Most books on buy & hold index fund investing do not say to ever pull ALL your money out of equities when you hit retirement age. They say you should be rebalancing between stocks and bonds AS you age. Going with a higher % in bonds as you get older. They would say someone who is 60 should have say 50% in equities & 50% in bonds/fixed income. Even someone on their 80’s has a certain % in equities. Not saying I agree, just saying what all the professionals would say say.

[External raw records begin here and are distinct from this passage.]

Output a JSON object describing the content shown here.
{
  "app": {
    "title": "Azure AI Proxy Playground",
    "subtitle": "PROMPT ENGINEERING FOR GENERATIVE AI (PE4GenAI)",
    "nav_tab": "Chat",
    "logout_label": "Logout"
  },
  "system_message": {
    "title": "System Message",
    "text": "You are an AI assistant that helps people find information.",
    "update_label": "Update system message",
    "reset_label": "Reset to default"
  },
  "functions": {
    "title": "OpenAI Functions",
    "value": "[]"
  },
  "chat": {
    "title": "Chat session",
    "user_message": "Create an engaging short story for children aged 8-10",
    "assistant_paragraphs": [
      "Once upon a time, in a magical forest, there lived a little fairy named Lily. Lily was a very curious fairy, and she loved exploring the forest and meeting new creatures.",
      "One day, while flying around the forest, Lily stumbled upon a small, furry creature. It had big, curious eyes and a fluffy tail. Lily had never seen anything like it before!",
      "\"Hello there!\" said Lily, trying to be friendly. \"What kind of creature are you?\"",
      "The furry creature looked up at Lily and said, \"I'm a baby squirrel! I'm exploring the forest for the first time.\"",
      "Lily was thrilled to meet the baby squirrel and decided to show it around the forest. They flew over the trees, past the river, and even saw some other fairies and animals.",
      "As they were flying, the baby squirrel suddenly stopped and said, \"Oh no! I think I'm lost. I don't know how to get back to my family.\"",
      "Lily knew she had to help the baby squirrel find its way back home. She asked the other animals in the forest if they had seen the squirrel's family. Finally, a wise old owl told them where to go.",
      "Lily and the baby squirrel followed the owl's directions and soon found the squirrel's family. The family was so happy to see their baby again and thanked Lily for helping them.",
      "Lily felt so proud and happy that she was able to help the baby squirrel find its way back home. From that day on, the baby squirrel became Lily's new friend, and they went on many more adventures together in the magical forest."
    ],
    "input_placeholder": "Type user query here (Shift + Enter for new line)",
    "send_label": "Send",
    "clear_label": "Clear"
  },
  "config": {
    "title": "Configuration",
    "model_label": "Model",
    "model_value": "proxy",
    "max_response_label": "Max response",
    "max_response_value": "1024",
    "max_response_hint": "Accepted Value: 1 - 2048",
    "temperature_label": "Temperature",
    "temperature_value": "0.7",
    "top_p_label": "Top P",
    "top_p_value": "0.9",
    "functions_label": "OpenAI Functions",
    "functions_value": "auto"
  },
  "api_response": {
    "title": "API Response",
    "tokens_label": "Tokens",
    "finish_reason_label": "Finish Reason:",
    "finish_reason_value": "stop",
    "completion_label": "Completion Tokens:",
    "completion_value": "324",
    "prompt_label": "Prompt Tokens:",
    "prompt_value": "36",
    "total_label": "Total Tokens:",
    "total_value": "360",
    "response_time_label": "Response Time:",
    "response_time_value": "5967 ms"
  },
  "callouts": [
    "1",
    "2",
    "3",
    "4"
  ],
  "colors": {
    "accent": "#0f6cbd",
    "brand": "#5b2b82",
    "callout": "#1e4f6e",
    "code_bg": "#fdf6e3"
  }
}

And every book I’ve ever read on buy & hold Index fund investing said the worst mistake anyone can make is to pull all their money out based on what they are reading, newsletters, blogs, etc… I.E people who panicked and pulled their money out in early 2009 when the DOW hit 6,700…then it pops back to 12,000, and they think about getting back in. lol. B/c really virtually no-one, only the best investors in the world can time the stock market consistently. All the studies I have read say 75% of professionals timing the stock market cannot beat the market indexes. And there was a study done of audited investing newsletters in 1995 where 80% of them could not beat the indexes. You should either be in funds or not in the stock market, not trying to time when to get out and back in. That’s a fools game.
But who knows, “this time it may be different”. I’m not sure we have faced demographic changes like this in a long time? It may be good to not be in stocks for a few decades.
But what else do you invest you money in??? CD’s won’t keep up with inflation. I do like hard money real estate loans (12% return+) for those who know real estate.